The "5" Royales: All Righty! The Apollo Recordings (1951-55)


(Westside)

RECOMMENDED

The history and legacy of the "5" Royales was explored some months back in this space, coinciding with my own discovery of the woefully underappreciated R&B legends. The King recordings I reviewed at that time are genuinely unclassifiable; far more idiosyncratic than even the shining lights of rhythm and blues of their time, those singles with their bursts of exploding guitar are unlike anything I've ever heard in any genre.

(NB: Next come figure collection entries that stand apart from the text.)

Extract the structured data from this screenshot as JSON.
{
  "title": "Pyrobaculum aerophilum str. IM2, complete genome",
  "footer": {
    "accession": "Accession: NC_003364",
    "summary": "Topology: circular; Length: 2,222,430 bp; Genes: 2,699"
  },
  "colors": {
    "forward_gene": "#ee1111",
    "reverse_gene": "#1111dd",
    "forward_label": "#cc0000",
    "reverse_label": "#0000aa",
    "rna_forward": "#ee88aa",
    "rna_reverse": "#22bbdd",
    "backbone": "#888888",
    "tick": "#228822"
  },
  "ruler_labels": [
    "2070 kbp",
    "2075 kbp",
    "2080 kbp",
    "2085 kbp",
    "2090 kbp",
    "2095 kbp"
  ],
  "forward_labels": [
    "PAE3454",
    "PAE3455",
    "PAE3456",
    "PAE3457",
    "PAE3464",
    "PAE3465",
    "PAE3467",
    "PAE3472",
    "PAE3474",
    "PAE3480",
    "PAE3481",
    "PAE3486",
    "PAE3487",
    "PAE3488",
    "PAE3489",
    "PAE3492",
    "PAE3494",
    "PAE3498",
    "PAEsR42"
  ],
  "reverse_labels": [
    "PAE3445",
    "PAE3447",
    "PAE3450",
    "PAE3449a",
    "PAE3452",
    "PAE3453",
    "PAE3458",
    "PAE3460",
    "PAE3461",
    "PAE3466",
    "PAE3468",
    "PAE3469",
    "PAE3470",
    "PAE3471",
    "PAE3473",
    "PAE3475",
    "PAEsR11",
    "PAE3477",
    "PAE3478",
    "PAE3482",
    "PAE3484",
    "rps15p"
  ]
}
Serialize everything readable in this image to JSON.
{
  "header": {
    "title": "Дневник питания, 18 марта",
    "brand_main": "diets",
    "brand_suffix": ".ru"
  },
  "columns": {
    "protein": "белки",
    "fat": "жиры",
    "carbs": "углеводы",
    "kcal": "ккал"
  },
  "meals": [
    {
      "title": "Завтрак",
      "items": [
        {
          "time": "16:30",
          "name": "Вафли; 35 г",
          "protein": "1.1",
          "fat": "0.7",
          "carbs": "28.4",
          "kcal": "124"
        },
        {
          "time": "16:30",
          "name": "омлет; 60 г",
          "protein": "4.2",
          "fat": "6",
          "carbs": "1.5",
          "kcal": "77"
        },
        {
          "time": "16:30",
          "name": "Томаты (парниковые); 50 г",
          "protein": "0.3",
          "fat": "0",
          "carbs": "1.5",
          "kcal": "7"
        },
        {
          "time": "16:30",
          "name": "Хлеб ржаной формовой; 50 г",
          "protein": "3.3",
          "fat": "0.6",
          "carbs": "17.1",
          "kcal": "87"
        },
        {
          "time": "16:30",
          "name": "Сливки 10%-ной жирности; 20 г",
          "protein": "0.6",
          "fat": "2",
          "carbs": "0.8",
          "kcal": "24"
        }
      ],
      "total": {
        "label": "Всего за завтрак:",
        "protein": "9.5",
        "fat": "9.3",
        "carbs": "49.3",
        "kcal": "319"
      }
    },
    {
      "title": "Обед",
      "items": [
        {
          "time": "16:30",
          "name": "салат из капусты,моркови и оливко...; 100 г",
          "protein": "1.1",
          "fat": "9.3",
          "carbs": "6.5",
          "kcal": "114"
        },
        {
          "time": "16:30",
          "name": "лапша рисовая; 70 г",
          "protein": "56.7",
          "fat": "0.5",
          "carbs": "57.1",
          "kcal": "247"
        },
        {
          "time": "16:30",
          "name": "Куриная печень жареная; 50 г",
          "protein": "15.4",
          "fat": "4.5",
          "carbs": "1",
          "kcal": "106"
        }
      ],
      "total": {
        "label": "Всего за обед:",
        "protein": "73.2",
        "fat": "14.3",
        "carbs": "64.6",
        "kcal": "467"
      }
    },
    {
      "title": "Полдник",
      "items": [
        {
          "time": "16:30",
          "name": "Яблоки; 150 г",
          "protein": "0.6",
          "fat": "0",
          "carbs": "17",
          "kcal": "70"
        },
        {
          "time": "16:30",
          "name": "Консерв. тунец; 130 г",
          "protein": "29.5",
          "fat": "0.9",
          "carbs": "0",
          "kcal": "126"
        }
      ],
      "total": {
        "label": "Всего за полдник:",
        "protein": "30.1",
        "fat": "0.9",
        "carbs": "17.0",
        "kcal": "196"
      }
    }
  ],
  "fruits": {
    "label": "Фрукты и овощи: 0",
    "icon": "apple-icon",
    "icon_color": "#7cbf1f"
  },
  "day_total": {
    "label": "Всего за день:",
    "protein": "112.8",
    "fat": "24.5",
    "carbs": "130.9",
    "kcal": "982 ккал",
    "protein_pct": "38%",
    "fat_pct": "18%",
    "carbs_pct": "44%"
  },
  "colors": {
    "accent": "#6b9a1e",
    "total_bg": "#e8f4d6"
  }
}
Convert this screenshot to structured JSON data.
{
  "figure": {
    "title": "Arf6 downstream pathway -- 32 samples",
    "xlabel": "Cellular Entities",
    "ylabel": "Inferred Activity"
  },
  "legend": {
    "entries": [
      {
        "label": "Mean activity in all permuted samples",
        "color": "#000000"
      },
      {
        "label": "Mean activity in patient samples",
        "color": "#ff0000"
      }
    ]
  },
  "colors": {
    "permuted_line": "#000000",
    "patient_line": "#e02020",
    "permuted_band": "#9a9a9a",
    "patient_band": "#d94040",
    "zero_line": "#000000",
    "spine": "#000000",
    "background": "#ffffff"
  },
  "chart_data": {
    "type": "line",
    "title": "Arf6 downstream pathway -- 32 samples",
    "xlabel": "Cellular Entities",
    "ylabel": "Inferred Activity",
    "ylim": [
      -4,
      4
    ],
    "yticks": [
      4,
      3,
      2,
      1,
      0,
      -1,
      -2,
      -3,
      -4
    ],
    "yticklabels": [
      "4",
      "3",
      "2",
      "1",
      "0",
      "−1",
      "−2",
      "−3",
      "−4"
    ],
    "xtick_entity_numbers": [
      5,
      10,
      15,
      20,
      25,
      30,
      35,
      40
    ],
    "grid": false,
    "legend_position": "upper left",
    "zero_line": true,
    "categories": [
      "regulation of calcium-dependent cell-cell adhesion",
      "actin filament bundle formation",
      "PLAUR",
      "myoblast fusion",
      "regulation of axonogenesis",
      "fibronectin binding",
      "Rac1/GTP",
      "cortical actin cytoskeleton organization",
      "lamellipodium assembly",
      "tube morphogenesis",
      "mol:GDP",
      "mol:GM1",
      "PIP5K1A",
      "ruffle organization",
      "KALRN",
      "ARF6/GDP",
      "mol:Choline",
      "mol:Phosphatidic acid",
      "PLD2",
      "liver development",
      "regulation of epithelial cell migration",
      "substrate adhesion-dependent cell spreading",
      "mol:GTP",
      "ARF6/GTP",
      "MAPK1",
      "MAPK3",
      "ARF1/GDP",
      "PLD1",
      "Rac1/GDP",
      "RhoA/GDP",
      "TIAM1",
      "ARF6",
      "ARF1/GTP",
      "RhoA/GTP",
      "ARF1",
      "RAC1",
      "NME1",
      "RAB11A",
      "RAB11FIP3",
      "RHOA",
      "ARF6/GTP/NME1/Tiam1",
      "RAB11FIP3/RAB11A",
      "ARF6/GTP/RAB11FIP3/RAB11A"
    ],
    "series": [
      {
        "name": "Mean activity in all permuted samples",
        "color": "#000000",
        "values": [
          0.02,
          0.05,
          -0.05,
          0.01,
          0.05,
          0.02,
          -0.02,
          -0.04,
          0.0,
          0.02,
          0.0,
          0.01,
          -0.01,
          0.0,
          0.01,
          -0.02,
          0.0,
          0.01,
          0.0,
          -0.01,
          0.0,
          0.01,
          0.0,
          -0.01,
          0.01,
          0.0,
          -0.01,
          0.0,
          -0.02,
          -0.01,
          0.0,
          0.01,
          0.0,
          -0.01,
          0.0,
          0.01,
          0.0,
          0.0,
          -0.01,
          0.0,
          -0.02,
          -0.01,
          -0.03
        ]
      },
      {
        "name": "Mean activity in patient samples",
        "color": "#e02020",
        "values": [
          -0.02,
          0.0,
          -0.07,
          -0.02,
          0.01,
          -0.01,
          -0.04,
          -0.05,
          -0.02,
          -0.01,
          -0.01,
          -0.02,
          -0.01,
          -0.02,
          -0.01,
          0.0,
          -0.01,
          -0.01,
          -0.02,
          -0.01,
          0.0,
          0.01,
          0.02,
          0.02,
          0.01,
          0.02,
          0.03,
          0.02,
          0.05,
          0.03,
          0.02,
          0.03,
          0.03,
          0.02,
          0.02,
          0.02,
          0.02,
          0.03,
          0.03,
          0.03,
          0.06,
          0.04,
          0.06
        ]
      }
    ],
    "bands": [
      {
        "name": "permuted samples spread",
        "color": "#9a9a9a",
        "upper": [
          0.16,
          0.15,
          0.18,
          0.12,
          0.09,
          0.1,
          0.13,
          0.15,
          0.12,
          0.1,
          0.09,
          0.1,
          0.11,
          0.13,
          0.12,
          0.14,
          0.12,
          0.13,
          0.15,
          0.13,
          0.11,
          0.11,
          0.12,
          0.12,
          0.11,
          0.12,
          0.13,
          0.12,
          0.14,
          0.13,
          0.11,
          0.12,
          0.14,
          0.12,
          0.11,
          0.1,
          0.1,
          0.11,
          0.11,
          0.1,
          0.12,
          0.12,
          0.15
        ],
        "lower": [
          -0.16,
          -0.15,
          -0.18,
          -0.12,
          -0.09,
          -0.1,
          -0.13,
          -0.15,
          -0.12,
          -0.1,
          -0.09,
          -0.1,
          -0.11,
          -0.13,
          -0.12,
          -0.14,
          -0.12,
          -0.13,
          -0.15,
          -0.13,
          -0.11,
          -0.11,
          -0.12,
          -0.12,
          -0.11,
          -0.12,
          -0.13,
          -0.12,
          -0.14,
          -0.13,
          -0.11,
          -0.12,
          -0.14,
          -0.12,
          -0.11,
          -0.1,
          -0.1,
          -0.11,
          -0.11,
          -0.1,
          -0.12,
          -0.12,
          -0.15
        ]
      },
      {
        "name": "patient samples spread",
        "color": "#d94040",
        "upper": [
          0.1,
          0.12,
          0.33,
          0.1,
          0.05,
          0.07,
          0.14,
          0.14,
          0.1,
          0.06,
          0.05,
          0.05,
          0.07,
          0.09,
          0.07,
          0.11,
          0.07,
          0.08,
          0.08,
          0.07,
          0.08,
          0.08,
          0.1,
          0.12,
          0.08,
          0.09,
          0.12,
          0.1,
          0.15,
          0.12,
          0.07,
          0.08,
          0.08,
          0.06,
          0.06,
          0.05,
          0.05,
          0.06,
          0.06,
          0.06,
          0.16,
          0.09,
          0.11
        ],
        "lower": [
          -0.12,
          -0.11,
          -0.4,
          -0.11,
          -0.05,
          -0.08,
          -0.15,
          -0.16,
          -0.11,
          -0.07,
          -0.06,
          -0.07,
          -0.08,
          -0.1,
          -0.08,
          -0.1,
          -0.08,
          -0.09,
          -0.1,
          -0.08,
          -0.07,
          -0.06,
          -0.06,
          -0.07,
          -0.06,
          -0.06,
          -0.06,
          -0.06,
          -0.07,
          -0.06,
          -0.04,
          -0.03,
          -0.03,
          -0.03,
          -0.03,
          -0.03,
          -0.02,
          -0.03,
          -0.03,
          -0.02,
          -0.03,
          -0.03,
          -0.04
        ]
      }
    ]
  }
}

I've now gotten my hands on a set of their Apollo recordings. The big hits I knew; "Baby Don't Do It" and "Crazy Crazy Crazy" are classic R&B staples I've played in DJ sets, "Help Me Somebody" is peerless, with its appalling rhythmic shifts, and "Laundromat Blues" is a priceless curio. The rest is new to me, and I reckon it's not really proper to call it a disappointment -- this, after all, is what gave way to the stunning music the group recorded for King, but it does seem accurate to label it generally far more conventional.

To be clear: some of it is conventional and quite wonderful; the early "Give Me One More Chance" (1952) is a shot in the ear, suggestive and wild, a direct contrast to the sacred sides by the Royal Sons Quintet, the group's earlier incarnation, also included here. "I Like It Like That" has a filthy saxophone bit worth the price of the set, and "What's That" is layered, unshakeable pop displaying a clear passageway back to gospel and ahead to the Isleys' "Shout."

This is essential for anyone who loves early R&B, at the point when its lineage was so fascinatingly naked, and anyone who loves the Royales' astounding later work, but the prospective listener new to the group is advised to proceed directly to the King records. You'll love these too, but you'll love them because of how they recontextualize and validate the King 45's. Great group, well worth exploring.